- Why do you prefer a dog that's female, 6 months to two years old and 18 lbs and up? (This group specializes in smaller dogs.) Explain. Are you flexible? Yes, we're a little flexible. But do they really need me to explain why two working adults don't want to housebreak a dog if there's a choice, or adopt an older dog when we already have one whose further life expectancy is two years at best?
- Are you willing to adopt a dog that's been abused, is deformed or handicapped, needs ongoing medication, is not good with children, isn't housebroken, or comes only as part of a two-fer? Good grief! Should I feel guilty about saying no to most of these categories? I realize there are lots of "special needs" dogs out there, including one I looked at online tonight that's blind from birth, and another that's deaf and "mostly blind." I sincerely hope they all find good homes. But Tuffy started her life with us by wrecking two couches and some wallpaper, never got over her insecurity from having six owners in her first six weeks of life, and cost us about $3K in medical bills in 2007. After dealing with all that, and bearing in mind that we both work full time, John and I really need a dog who doesn't have "issues." A happy, healthy, mellow, friendly young dog: is that too much to ask?

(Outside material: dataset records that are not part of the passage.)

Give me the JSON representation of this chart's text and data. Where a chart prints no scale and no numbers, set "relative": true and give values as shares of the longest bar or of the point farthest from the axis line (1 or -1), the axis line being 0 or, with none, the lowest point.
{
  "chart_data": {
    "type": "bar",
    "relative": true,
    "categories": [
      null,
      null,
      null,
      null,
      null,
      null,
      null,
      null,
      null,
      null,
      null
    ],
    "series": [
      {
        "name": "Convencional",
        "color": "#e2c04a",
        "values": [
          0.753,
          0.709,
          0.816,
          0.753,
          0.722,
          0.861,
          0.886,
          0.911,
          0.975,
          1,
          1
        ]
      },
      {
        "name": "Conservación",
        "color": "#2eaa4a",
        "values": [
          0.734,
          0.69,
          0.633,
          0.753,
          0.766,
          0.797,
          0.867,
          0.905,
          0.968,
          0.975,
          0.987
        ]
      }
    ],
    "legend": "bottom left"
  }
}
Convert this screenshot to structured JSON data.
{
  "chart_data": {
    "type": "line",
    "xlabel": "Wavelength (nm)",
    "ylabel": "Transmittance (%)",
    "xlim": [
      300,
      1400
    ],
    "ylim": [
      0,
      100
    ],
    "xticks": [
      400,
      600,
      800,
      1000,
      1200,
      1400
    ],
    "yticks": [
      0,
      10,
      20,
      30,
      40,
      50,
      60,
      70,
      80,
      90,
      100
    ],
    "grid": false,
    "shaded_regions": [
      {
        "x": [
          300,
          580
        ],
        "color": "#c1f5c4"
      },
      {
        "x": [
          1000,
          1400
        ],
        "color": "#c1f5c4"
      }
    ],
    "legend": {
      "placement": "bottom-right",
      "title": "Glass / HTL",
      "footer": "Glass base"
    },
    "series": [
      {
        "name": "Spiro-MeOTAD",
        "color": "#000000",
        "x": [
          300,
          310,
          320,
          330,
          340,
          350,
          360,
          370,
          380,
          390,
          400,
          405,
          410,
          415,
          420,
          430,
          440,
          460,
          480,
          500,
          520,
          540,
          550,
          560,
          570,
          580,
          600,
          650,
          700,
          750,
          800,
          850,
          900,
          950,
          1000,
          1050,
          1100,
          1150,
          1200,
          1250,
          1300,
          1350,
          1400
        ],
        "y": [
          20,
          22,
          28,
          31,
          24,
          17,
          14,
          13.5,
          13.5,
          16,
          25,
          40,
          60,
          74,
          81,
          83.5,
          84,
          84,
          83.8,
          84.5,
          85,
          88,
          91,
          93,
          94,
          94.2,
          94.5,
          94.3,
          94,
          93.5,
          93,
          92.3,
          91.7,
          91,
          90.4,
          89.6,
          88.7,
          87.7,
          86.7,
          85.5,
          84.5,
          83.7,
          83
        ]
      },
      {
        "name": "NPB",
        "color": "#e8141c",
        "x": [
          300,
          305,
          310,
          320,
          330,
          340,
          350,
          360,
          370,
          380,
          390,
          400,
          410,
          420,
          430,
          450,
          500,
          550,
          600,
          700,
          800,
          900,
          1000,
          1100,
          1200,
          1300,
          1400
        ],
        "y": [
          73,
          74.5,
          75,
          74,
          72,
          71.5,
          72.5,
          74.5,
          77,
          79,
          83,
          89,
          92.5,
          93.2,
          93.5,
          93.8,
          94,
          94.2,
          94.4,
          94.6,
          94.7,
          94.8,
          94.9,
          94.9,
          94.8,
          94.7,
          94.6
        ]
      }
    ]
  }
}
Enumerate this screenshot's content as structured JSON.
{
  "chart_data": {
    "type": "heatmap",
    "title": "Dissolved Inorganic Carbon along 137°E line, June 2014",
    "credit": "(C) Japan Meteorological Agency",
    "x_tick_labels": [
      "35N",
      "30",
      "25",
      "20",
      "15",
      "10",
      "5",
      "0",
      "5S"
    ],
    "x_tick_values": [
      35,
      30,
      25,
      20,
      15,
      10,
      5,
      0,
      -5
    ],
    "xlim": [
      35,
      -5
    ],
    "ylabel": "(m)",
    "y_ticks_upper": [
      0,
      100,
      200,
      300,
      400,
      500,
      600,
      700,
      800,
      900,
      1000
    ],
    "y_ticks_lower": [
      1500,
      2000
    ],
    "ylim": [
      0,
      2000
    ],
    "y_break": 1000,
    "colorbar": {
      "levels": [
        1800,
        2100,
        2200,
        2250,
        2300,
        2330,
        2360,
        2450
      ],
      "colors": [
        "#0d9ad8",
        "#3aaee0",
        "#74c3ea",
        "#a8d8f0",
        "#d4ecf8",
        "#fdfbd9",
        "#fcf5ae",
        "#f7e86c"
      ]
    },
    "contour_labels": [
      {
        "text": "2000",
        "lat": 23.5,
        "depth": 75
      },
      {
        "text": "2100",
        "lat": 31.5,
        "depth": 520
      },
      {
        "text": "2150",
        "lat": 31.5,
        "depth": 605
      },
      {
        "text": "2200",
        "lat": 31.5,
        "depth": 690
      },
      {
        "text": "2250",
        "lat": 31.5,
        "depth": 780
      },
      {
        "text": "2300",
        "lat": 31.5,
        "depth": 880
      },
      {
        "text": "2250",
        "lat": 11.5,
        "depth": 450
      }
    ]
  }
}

- What is the name, species, breed and age of each of your existing pets? What is its personality like? Well, you folks mostly know the answer to this bit. In the form I haven't sent, I wrote: "Tuffy Toro: mixed chow, age 12, has carcinoma on tongue (treated with surgery and radiation) . Tuffy is gentle, skittish, only mildly affectionate, and insecure. In her home she barks at strangers and runs away, but will eventually approach if not pursued, especially outside the home. Will sniff other dogs but doesn't play with them."
- Exactly what happened to every dog you no longer have? Jenny (aka Princess Guinevere of Westcott St.): euthanized age 12, with Cushing's disease and metastasized cancer. Noodle: euthanized age 15, severe arthritis, dementia, incontinence, cataracts, etc. Will these people disapprove of putting a dog to sleep when all quality of life is gone? I dunno, but it's what we had to do.
- How often do you have visitors? Um, do trick or treaters count? How about Girl Scouts selling cookies? Other than the guys who delivered the new refrigerator, wired the air conditioner and repaired the dryer, and the friend that looked after Tuffy during our last several trips to Disneyland, I don't think anyone other than John and myself has actually been inside this house since the week of my mom's funeral over four years ago. (That sounds bad, doesn't it? But the house is somewhat overloaded with boxes, and most of our IRL friends and all of our relatives live out of town.)
- How will you introduce your visitors to the new dog, and what will you teach your kids about approaching a dog? I don't expect anyone else in this house anytime soon, but our experience with Tuffy is that it's best to let her decide whether to approach a visitor and when, and to be very slow and gentle in responding when she does approach.
- How long will the dog be left alone each day, and where will she sleep? About nine hours, and anywhere she wants.
Above: Tuffy and Noodle on the couch Tuffy half-
destroyed as a puppy. Photo probably by John Blocher.
So what do you think? Do we pass muster?